Credit Momentum (-2.96%) and Credit Value (-2.32%) also posted losses, reflecting broad-based underperformance in corporate bonds relative to government debt.

FX Momentum (-2.13%) faced difficulties as lack of directional trends and short-term reversals in currency markets undercut trend-following models.

 

Performance by Bucket

Liquidity (0.35%) was the best-performing bucket in March, supported by resilient execution in both equity and rates markets. These strategies benefitted from reduced transaction costs and a rotation into liquid assets.

Factor (0.10%) strategies were slightly positive, with strength in equity value and low volatility offsetting losses in growth and quality exposures.

Value (-0.22%) delivered flat to modestly negative returns overall. While equity value outperformed, credit and FX value strategies underperformed due to sector-specific stress.

Hedging (-0.22%) and Carry (-0.36%) both posted slight losses. Carry strategies suffered from wider spreads in credit and rates, while hedging strategies were challenged by the timing and magnitude of volatility spikes.

Momentum (-1.32%) was the weakest performing bucket. Losses were concentrated in FX and credit momentum strategies, as choppy trading and weak follow-through hurt trend signals across asset classes.



Performance by Asset Class

Rates (0.67%) outperformed all other asset classes, aided by strong performance in liquidity-based strategies and a rally in U.S. Treasuries that helped directional rate strategies.

FX (0.08%) was marginally positive, with FX value strategies benefitting from the weaker U.S. dollar. However, momentum-based strategies faced headwinds from inconsistent price action.

Equities (-0.19%) posted slightly negative average returns. While low volatility and liquidity strategies outperformed, these gains were not enough to offset the drag from growth and size-focused strategies.

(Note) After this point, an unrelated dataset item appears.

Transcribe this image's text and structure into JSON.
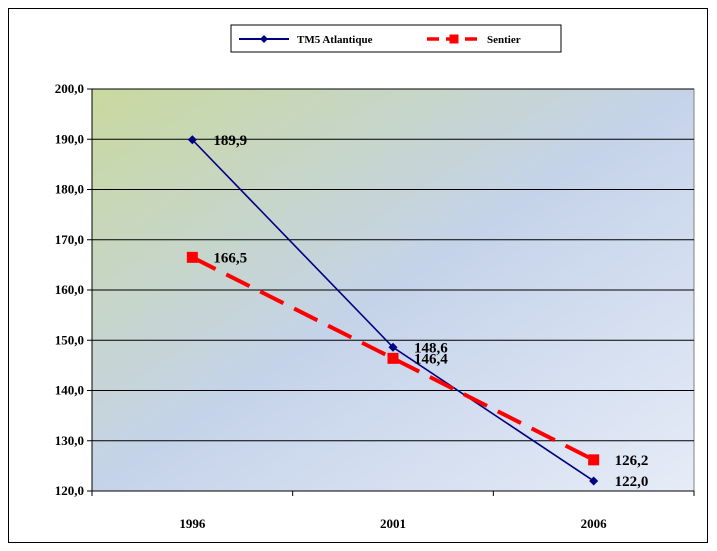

Commodities (-0.36%) were modestly negative, reflecting choppy energy prices and a lack of persistent trends across broader commodity markets.

Credit (-2.33%) was the weakest asset class, impacted by credit spread widening and poor relative performance of corporate bonds versus government securities.

 

Detailed Insights

The risk-off rotation in March had clear implications for QIS. Defensive and liquidity-sensitive strategies outperformed, especially in equities and rates. Low volatility and value factors captured sector rotation into safer exposures, while momentum and carry strategies suffered across FX and credit due to market reversals and widening spreads.

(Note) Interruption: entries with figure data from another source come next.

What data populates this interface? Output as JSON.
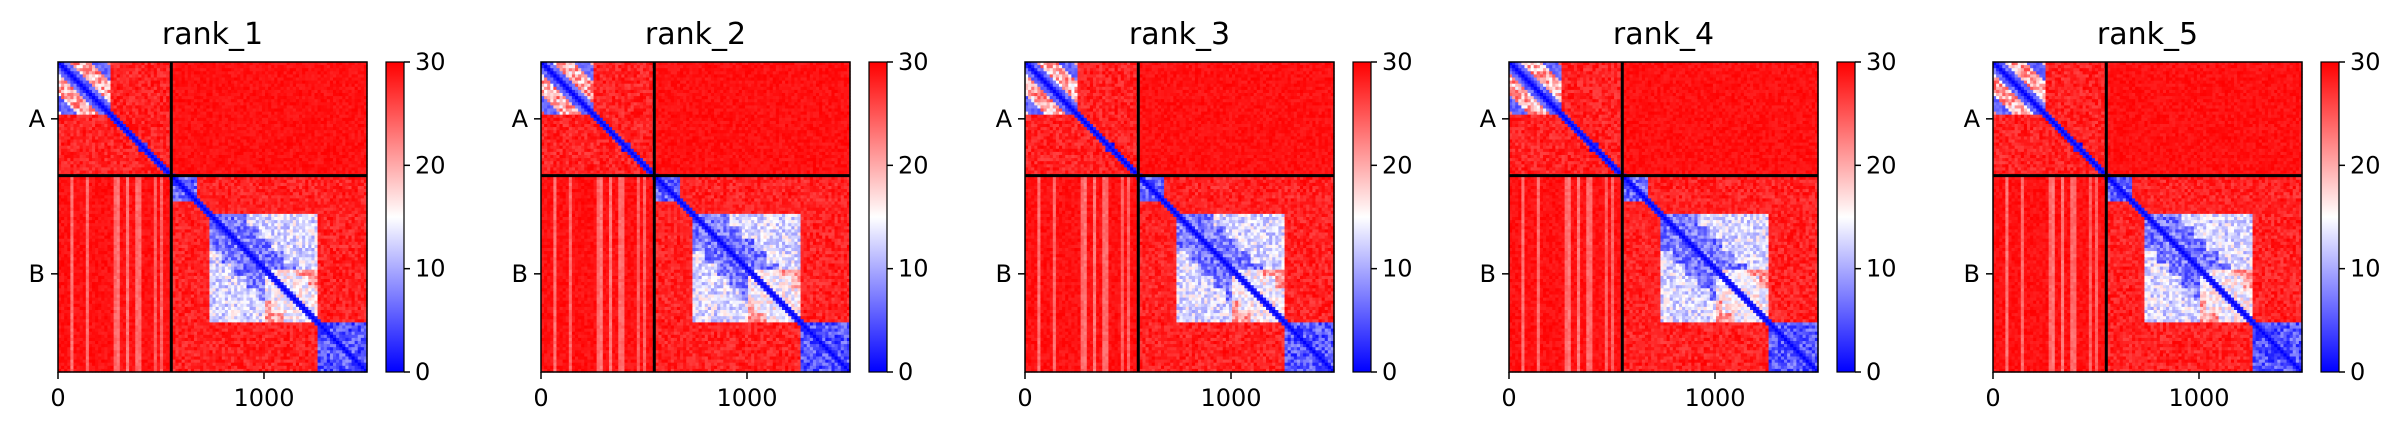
{
  "chart_data": {
    "type": "heatmap",
    "panel_titles": [
      "rank_1",
      "rank_2",
      "rank_3",
      "rank_4",
      "rank_5"
    ],
    "x_ticks": [
      0,
      1000
    ],
    "xlim": [
      0,
      1500
    ],
    "ylim": [
      0,
      1500
    ],
    "chain_labels": [
      "A",
      "B"
    ],
    "chain_boundary": 550,
    "chain_label_positions": [
      275,
      1025
    ],
    "colorbar": {
      "ticks": [
        0,
        10,
        20,
        30
      ],
      "range": [
        0,
        30
      ],
      "colors": [
        "#0000ff",
        "#ffffff",
        "#ff0000"
      ]
    },
    "domain_blocks": [
      {
        "start": 0,
        "end": 250,
        "mean": 10
      },
      {
        "start": 390,
        "end": 440,
        "mean": 2
      },
      {
        "start": 550,
        "end": 700,
        "mean": 6
      },
      {
        "start": 730,
        "end": 1260,
        "mean": 7
      },
      {
        "start": 1260,
        "end": 1500,
        "mean": 5
      }
    ],
    "linker_regions": [
      {
        "start": 680,
        "end": 730,
        "mean": 28
      }
    ],
    "interchain_mean": 29
  }
}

The weaker U.S. dollar supported valuation-driven FX strategies, but choppier intra-month dynamics hurt shorter-horizon models. The rally in Treasuries supported rate-sensitive QIS, particularly liquidity and trend-following approaches, while the increase in volatility offered limited relief to hedging strategies.

 

Conclusion

March 2025 reinforced the need for flexibility within quantitative investment frameworks. With volatility rising and dispersion increasing across and within asset classes, adaptive and diversified strategies were best positioned to navigate evolving macroeconomic trends. As Q2 begins, continued uncertainty around global trade, monetary policy shifts, and credit stress remains top of mind for investors allocating to QIS.